The ESC-50 dataset is a labeled collection of 2000 environmental audio recordings suitable for benchmarking methods of environmental sound classification.
The dataset consists of 5-second-long recordings organized into 50 semantical classes (with 40 examples per class) loosely arranged into 5 major categories:
Animals | Natural soundscapes & water sounds | Human, non-speech sounds | Interior/domestic sounds | Exterior/urban noises |
---|---|---|---|---|
Dog | Rain | Crying baby | Door knock | Helicopter |
Rooster | Sea waves | Sneezing | Mouse click | Chainsaw |
Pig | Crackling fire | Clapping | Keyboard typing | Siren |
Cow | Crickets | Breathing | Door, wood creaks | Car horn |
Frog | Chirping birds | Coughing | Can opening | Engine |
Cat | Water drops | Footsteps | Washing machine | Train |
Hen | Wind | Laughing | Vacuum cleaner | Church bells |
Insects (flying) | Pouring water | Brushing teeth | Clock alarm | Airplane |
Sheep | Toilet flush | Snoring | Clock tick | Fireworks |
Crow | Thunderstorm | Drinking, sipping | Glass breaking | Hand saw |
A detailed description of the dataset is available at ESC-50 dataset where it can be downloaded (~600 MB)

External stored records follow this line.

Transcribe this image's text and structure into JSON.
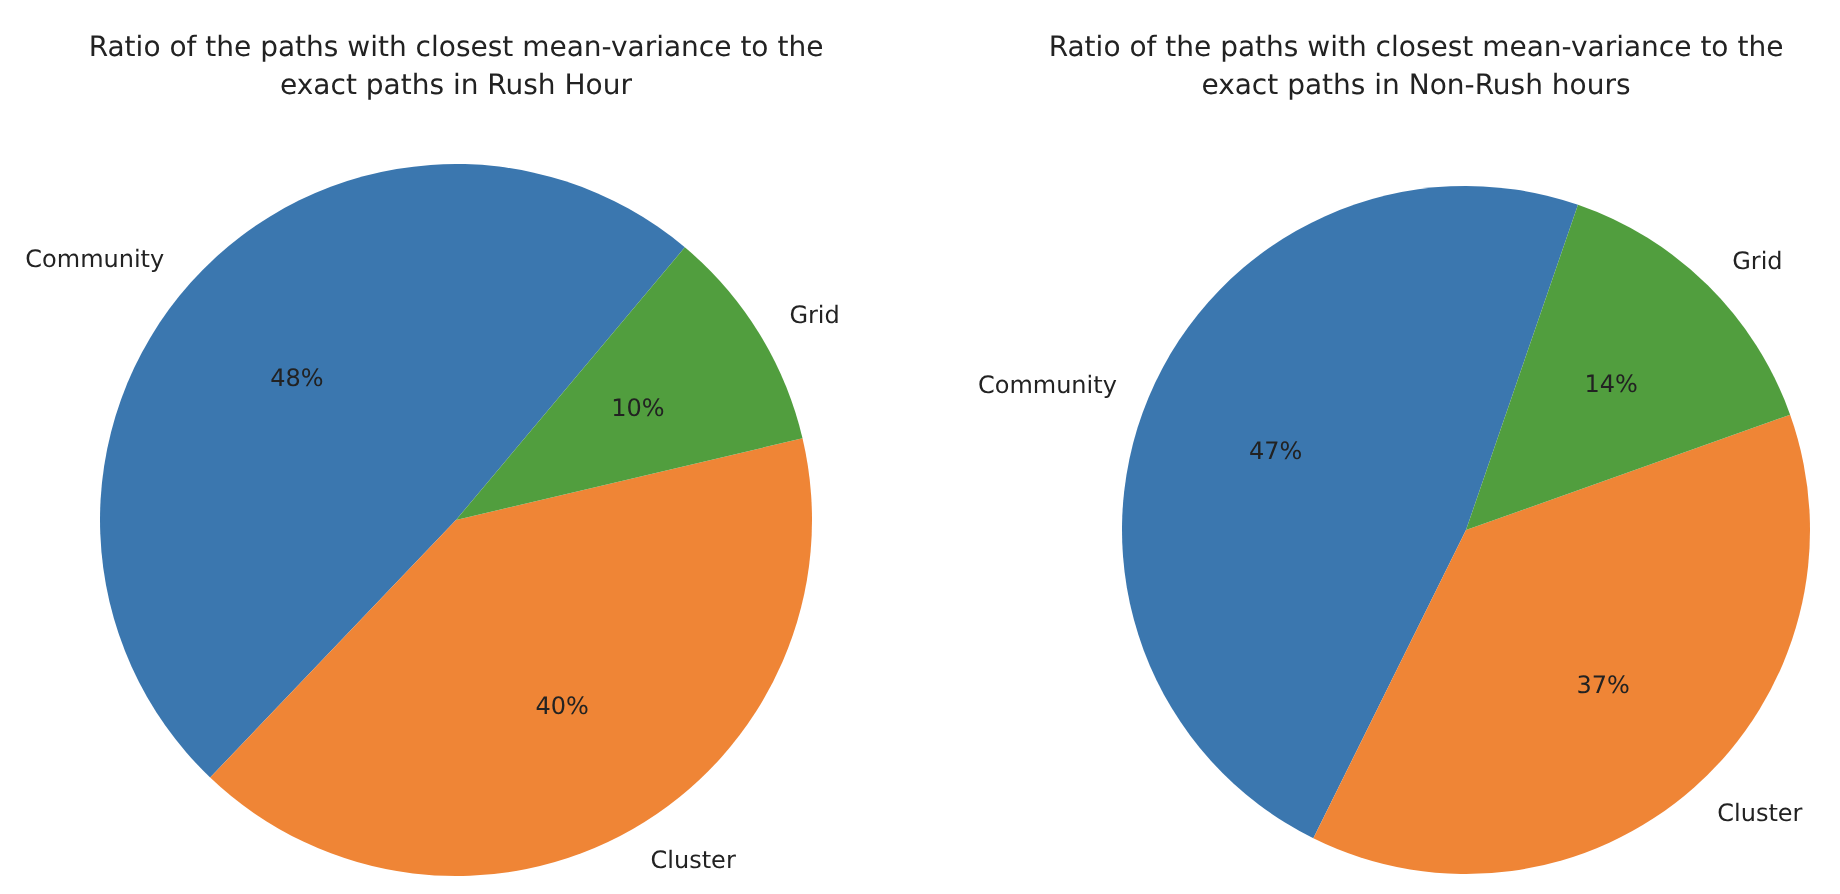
{
  "chart_data": [
    {
      "type": "pie",
      "title": "Ratio of the paths with closest mean-variance to the\nexact paths in Rush Hour",
      "categories": [
        "Community",
        "Cluster",
        "Grid"
      ],
      "values": [
        48,
        40,
        10
      ],
      "value_labels": [
        "48%",
        "40%",
        "10%"
      ],
      "colors": [
        "#3b77af",
        "#ef8536",
        "#519e3e"
      ]
    },
    {
      "type": "pie",
      "title": "Ratio of the paths with closest mean-variance to the\nexact paths in Non-Rush hours",
      "categories": [
        "Community",
        "Cluster",
        "Grid"
      ],
      "values": [
        47,
        37,
        14
      ],
      "value_labels": [
        "47%",
        "37%",
        "14%"
      ],
      "colors": [
        "#3b77af",
        "#ef8536",
        "#519e3e"
      ]
    }
  ]
}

K. J. Piczak. ESC: Dataset for Environmental Sound Classification. Proceedings of the 23rd Annual ACM Conference on Multimedia, Brisbane, Australia, 2015.
Audio have many different ways to be represented, going from raw time series to time-frequency decompositions. The choice of the representation is crucial for the performance of your system. Initially, the ESC task was many carried out based on handcrafted features or Mel-frequency cepstral coefficients (MFCCs). More recently, time frequency representations have been particularly useful for environmental sound classification. Indeed, they better captures the non-stationarity and dynamic nature of the sound. Additionally, they are adapted to the use of convolutional neural networks (CNNs) that recently revolutionized the computer vision field. Among time-frequency decompositions, Spectrograms have been proved to be a useful representation for ESC task, and more generally for audio processing. They consist in 2D images representing sequences of Short Time Fourier Transform (STFT) with time and frequency as axes, and brightness representing the strength of a frequency component at each time frame. In such they appear a natural domain to apply CNNS architectures for images directly to sound.
Another less commonly used representation is the Scalogram, 2 dimensional output of the wavelet transform with scale and time as axes. As wavelet can filter signal in a multiscale way, scalogram may outperform spectrogram for the ESC task.
In this project, sound is represented as a RGB colour image, red being spectrogram, green being scalogram and blue MFCC.
Environmental sound data generally suffers from limited labeled datasets, and ESC-50 is not an exception. This makes it difficult to train deep models from scratch. On the contrary, In computer vision, the availability of large datasets such as ImageNet enabled to train very deep models for the task of image classification. Since 2012, state of the art computer vision networks have been trained on ImageNet, a dataset containing approximatively 1.2 million images separated into 1000 categories. Best performing architectures relied on convolutional neural networks and some of the pre-trained weights are available in the Keras library.
Among them, we considered VGG19, InceptionResnetv2 and Xception.
VGG19 is composed of convolutional layers of 3x3 filters and is characterized by its simplicity. InceptionResnetv2 combined the inception module acting as a multi-level feature extractor with the residual connections to accelerate the training. Finally, Xception is an extension of Inception architecture with the use of depthwise separable convolutions. The pre-trained weights of these networks can be used as features extractors on our RGB representation of sound in a transfer learning approach.